Wielu położników twierdzi, że kobieta znieczulona do porodu nie jest w stanie prawidłowo przeć, przez co poród ulegnie wydłużeniu albo może ulec z tego powodu komplikacjom. W końcu ból motywuje kobietę do silniejszego parcia, a co za tym idzie – szybszego urodzenia dziecka. Znieczulenie do porodu nie usypia położnic, są one jak najbardziej przytomne. Owszem, odczuwanie skurczów staje się słabsze, kobieta nie czuje bólu związanego z nimi, a jedynie to, że taki skurcz następuje. U bardzo niewielu kobiet skurcze stają się całkowicie nieodczuwalne, przez co kobiety nie wiedzą, kiedy mają przeć. W takich sytuacjach wystarczające okazuje się doświadczenie położnej – to ona mówi kobiecie, kiedy ma przeć. Z powodu znieczulenia dochodzi do wydłużenia porodu, średnio o blisko 1–2 godziny. Nie jest to dużo, biorąc pod uwagę średni czas porodu.
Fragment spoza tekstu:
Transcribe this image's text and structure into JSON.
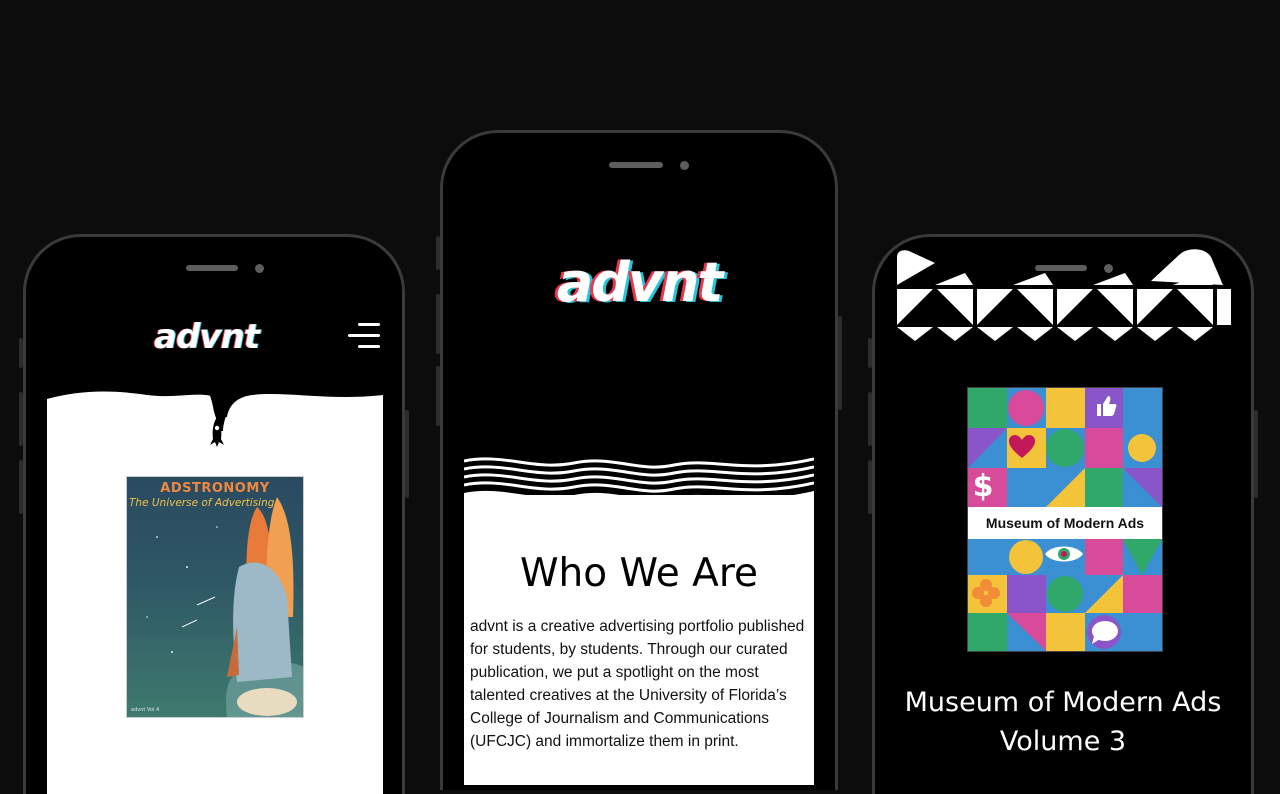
{
  "left_phone": {
    "logo": "advnt",
    "cover": {
      "title": "ADSTRONOMY",
      "subtitle": "The Universe of Advertising",
      "fine_print": "advnt Vol 4"
    }
  },
  "middle_phone": {
    "logo": "advnt",
    "heading": "Who We Are",
    "body": "advnt is a creative advertising portfolio published for students, by students. Through our curated publication, we put a spotlight on the most talented creatives at the University of Florida’s College of Journalism and Communications (UFCJC) and immortalize them in print."
  },
  "right_phone": {
    "cover_label": "Museum of Modern Ads",
    "title": "Museum of Modern Ads",
    "subtitle": "Volume 3"
  },
  "colors": {
    "background": "#0c0c0c",
    "phone_frame": "#3a3a3a",
    "logo_red": "#e8344c",
    "logo_cyan": "#27c4d9"
  },
  "icons": [
    "menu-icon",
    "rocket-icon",
    "thumbs-up-icon",
    "heart-icon",
    "dollar-icon",
    "eye-icon",
    "speech-bubble-icon"
  ]
}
Zazwyczaj pierworódka ma do wyboru rodzić 14 godzin bez znieczulenia lub 16 godzin ze znieczuleniem.

7. Nowe metody znieczulania do porodu

Nowym, ale coraz to częściej stosowanym, standardem jest PCA (Patient-controlled analgesia), czyli znieczulenie samodzielnie kontrolowane przez pacjentkę. Do pompy ze środkiem znieczulającym dołączony jest przycisk, po naciśnięciu którego położnica dostaje kolejną dawkę leku. Może ona wtedy dozować znieczulenie do swoich własnych potrzeb. Aby uniknąć przedawkowania, pompy są wyposażone w blokady uniemożliwiające podanie większej ilości leku niż maksymalna dawka w danym czasie (np. jeżeli dany lek można podać maksymalnie 3 razy na godzinę, to pacjentka będzie mogła nacisnąć guzik za każdym razem, gdy pojawi się ból, ale nie częściej niż co 20 minut). Jak widać, ta metoda jest wygodna (nie trzeba wołać anestezjologa), dostosowana do potrzeb kobiety i bezpieczna.
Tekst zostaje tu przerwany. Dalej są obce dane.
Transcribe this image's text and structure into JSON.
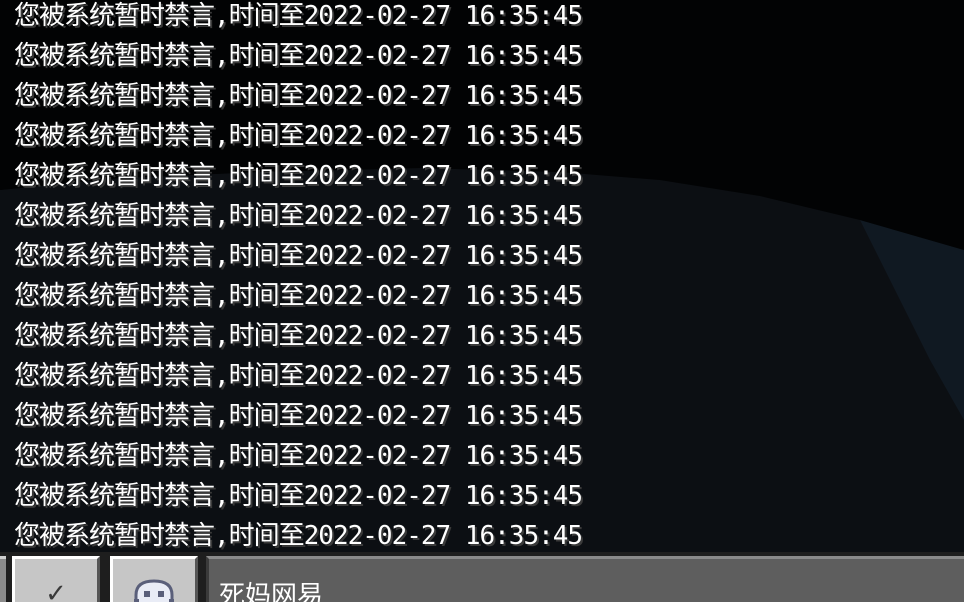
{
  "chat": {
    "messages": [
      "您被系统暂时禁言,时间至2022-02-27 16:35:45",
      "您被系统暂时禁言,时间至2022-02-27 16:35:45",
      "您被系统暂时禁言,时间至2022-02-27 16:35:45",
      "您被系统暂时禁言,时间至2022-02-27 16:35:45",
      "您被系统暂时禁言,时间至2022-02-27 16:35:45",
      "您被系统暂时禁言,时间至2022-02-27 16:35:45",
      "您被系统暂时禁言,时间至2022-02-27 16:35:45",
      "您被系统暂时禁言,时间至2022-02-27 16:35:45",
      "您被系统暂时禁言,时间至2022-02-27 16:35:45",
      "您被系统暂时禁言,时间至2022-02-27 16:35:45",
      "您被系统暂时禁言,时间至2022-02-27 16:35:45",
      "您被系统暂时禁言,时间至2022-02-27 16:35:45",
      "您被系统暂时禁言,时间至2022-02-27 16:35:45",
      "您被系统暂时禁言,时间至2022-02-27 16:35:45"
    ],
    "text_color": "#ffffff"
  },
  "bar": {
    "check_icon": "checkmark-icon",
    "check_glyph": "✓",
    "emote_icon": "emote-face-icon",
    "input_value": "死妈网易"
  }
}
Autor tych słów jest mężczyzną: „Prawdopodobnie nigdy nie będzie mi dane odczuwać takiego bólu. Ale uważam, że każda kobieta ma prawo sama zadecydować, czy chce czuć ból, czy też nie. Nie powinno się nikogo zmuszać w imię jakichś przekonań do porodu bez znieczulenia. Ja osobiście uważam, że jeżeli dzisiejsza medycyna daje nam możliwość urodzenia zdrowego bobasa, bez przykrych doznań i z pełną radością z narodzin dziecka, to czemu z tego nie skorzystać. Ostateczna decyzja w tym względzie należy do was, przyszłe mamy, bo w końcu to wy rodzicie. Nie mąż, nie lekarz, tylko wy”.

Sprawę znieczulenia trzeba dokładnie przemyśleć, najlepiej skonsultować ten problem z lekarzem opiekującym się ciężarną. Ponadto warto zorientować się, czy w miejscu, gdzie jest planowany poród, znieczulenie podawane jest bezpłatnie.